Get regular payouts with this portfolio, designed for retirement or to supplement your income.

Laurène Soubrier avatar
Written by Laurène Soubrier
Updated this week

What is the Income portfolio?

This portfolio invests in ETFs that pay out dividends and interest from global markets. Instead of reinvesting this income, it's paid out to you so you can use it as a passive income stream, without having to sell your investments. 💰

This portfolio focuses on companies and sectors with historically higher dividend policies, while still keeping your risk level aligned with your investor profile.


Who is it for?

This portfolio is ideal if you want to benefit from your investments now – not just in the future.

It suits people who are:

  • entering retirement or early retirement

  • reducing their workload

  • looking to supplement their income with regular cash payouts

However, the Income portfolio is not the best fit if your main goal is long-term growth. Since dividends are paid out (rather than reinvested), the compounding effect is reduced, which can limit your portfolio's potential growth over time.

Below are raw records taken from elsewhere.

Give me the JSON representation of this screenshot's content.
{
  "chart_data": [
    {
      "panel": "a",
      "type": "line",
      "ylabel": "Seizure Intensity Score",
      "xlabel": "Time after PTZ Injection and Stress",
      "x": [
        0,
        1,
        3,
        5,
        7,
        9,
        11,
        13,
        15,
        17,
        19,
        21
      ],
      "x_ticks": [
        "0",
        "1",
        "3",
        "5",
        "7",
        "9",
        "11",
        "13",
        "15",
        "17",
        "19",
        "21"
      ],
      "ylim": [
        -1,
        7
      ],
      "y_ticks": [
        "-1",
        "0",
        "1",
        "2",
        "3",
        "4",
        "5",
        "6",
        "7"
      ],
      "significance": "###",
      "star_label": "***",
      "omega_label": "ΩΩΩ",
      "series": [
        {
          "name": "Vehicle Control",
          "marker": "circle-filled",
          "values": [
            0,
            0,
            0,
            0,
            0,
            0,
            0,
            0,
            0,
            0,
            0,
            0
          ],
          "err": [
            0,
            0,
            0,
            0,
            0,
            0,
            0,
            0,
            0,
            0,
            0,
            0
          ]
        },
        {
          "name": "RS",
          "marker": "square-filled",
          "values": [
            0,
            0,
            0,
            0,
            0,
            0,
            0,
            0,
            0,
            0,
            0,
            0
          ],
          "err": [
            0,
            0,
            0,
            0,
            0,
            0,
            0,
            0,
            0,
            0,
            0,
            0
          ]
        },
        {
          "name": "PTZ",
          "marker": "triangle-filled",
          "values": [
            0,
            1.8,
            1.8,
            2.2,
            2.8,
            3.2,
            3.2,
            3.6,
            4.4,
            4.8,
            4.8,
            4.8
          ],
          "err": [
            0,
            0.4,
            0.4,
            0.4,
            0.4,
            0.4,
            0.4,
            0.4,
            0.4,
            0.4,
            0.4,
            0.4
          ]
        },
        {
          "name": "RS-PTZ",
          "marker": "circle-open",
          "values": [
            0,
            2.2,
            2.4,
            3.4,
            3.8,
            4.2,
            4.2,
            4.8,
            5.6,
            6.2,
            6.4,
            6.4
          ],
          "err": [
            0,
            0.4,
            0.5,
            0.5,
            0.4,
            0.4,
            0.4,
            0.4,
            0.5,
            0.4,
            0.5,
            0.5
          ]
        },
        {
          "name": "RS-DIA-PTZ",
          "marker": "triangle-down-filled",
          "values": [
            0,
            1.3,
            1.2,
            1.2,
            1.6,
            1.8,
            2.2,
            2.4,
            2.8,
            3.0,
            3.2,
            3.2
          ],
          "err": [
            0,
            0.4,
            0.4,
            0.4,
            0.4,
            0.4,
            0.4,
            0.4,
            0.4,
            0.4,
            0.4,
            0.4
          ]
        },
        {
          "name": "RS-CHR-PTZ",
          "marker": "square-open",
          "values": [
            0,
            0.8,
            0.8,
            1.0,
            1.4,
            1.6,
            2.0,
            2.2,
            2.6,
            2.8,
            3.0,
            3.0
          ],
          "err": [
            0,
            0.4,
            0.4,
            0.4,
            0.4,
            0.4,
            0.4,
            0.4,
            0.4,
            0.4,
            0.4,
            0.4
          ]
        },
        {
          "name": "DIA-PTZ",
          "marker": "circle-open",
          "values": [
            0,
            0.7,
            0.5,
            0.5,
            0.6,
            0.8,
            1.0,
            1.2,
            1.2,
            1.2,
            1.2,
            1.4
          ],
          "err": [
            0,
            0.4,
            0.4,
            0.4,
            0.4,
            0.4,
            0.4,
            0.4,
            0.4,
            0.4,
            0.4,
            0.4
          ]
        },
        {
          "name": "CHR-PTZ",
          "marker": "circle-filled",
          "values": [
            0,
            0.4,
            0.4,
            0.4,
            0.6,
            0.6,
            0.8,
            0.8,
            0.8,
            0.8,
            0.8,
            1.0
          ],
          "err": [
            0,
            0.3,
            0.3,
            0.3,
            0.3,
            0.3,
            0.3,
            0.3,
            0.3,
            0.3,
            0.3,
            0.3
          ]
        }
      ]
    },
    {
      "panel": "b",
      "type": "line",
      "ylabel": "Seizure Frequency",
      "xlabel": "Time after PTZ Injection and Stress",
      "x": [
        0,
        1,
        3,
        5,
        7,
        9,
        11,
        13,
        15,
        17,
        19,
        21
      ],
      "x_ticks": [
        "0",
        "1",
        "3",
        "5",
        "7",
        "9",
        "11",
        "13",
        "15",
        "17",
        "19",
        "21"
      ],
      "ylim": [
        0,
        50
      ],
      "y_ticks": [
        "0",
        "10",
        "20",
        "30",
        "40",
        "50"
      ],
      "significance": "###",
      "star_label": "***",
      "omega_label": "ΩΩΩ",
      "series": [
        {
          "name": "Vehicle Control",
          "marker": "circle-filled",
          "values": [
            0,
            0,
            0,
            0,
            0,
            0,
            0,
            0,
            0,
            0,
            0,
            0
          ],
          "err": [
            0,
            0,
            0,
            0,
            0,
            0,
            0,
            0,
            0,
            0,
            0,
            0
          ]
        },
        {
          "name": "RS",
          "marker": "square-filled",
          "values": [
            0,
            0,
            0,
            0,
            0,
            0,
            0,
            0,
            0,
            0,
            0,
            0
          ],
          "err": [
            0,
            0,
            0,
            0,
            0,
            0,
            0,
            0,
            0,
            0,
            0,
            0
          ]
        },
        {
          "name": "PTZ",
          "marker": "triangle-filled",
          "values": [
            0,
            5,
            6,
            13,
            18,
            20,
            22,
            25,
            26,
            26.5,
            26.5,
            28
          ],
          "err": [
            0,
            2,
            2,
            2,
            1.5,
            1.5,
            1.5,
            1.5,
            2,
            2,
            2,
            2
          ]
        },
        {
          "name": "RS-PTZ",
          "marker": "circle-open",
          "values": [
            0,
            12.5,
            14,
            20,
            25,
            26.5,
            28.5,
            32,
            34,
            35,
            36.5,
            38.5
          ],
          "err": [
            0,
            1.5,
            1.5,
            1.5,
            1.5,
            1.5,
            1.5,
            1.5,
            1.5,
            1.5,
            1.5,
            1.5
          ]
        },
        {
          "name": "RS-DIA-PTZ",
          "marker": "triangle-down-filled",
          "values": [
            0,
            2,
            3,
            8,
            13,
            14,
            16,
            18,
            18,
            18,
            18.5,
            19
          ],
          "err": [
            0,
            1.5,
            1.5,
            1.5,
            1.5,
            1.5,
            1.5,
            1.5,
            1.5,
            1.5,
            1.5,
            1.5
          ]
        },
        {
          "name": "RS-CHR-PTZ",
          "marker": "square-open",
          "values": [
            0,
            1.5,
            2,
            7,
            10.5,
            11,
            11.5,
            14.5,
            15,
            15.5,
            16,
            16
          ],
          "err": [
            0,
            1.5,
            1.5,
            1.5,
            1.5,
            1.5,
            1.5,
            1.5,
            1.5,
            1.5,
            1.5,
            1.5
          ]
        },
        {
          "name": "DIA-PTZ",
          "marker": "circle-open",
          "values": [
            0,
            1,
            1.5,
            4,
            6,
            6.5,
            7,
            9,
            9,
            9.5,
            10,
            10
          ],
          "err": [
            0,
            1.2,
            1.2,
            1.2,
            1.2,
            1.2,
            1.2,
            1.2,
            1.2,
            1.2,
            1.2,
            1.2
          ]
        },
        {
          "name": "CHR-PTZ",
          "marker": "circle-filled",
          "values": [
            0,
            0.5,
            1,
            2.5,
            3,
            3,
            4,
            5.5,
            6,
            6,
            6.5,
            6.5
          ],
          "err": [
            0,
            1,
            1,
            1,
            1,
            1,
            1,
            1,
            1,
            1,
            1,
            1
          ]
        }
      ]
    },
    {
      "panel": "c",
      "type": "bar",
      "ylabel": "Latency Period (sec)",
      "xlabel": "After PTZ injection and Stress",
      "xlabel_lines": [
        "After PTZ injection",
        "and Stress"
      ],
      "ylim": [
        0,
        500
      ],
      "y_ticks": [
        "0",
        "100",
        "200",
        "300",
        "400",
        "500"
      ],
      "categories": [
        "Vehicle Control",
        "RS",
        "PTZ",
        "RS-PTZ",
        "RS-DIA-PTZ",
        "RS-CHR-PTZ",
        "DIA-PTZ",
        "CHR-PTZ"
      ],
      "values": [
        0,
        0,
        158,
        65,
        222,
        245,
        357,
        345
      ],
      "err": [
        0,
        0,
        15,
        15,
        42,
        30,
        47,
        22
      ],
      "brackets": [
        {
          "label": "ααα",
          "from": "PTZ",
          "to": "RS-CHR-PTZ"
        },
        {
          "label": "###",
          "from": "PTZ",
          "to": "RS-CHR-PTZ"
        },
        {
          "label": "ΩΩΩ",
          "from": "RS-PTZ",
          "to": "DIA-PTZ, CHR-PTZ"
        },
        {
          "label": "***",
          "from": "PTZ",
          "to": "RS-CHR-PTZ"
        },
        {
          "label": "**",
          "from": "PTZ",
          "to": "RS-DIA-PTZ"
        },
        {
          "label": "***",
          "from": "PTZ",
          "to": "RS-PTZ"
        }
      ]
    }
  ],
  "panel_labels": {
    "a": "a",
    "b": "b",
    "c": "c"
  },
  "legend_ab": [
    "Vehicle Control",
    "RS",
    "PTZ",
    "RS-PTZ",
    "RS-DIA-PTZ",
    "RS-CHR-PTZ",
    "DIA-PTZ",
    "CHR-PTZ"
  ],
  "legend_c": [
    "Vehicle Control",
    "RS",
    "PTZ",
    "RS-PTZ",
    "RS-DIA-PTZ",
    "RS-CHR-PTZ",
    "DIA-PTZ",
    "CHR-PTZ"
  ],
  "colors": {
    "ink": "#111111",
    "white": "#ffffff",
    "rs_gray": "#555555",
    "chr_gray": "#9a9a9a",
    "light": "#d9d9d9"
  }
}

If you're focused on growing your wealth, the Classic or Sustainable portfolios might be more suitable.


How much income can I expect?

Your dividend income depends on:

  • your portfolio size

  • your portfolio allocation, particularly the balance between growth-oriented assets (like stocks) and more stable, income-generating assets (like bonds)

As a rough guide, a growth-oriented (which means with a higher risk level) portfolio may generate an annual dividend yield of up to 4%, based on historical performance.

⚠️ Keep in mind that this is an estimate – investment is never guaranteed, and actual returns may vary.

Here is a practical example:

Desired annual income per year

Estimated investment needed (at 4%)

10'000 CHF

250'000 CHF

50'000 CHF

1'250'000 CHF


How it works in practice

  • Dividends are paid quarterly: the exact timing depends on each specific ETF and may vary across different months.

  • You can withdraw the income directly from your Selma account.

  • If you don't withdraw it, Selma will automatically reinvest the money after a while, so it keeps working for you.


How to switch to the Income portfolio

The minimum investment to activate the Income portfolio is the same as with your Classic portfolio: 2'000 CHF. However, for meaningful and consistent income generation, we recommend a portfolio size of at least 150'000 CHF.

You can select this portfolio or another one through the mobile app:

  1. Go to Investments > Strategy > Manage portfolio.

  2. Select the Income portfolio, then tap Continue.

  3. Review and confirm your new investment strategy before it takes effect.

💡 Note that the Income portfolio and the Sustainable portfolio are separate base portfolios and can't be combined. You can only choose one at a time.

The Swiss bias option, however, is compatible with the Income portfolio. If you opt for it, your portfolio will increase exposure to Swiss ETFs and reduce the global share accordingly.


What happens when I activate the Income portfolio?

When you activate the Income portfolio:

  • Your current investments are adjusted: ETFs are sold and replaced with income-focused ones.

  • Your strategy and risk level remain aligned with your investor profile.

  • The portfolio stays broadly diversified across global markets, just like your Classic one: this ensures your investments are spread across various regions, sectors, and asset classes to help manage risk effectively.


How does the Income portfolio impact my taxes?

  • Income and interest from your investments are taxable.

  • A 35% withholding tax is applied to Swiss dividends, which you can usually reclaim when you file your tax return.

  • For foreign dividends, withholding tax varies by country. Some may be reclaimable under double taxation agreements.

📄 Selma shows you all relevant values in your yearly tax report.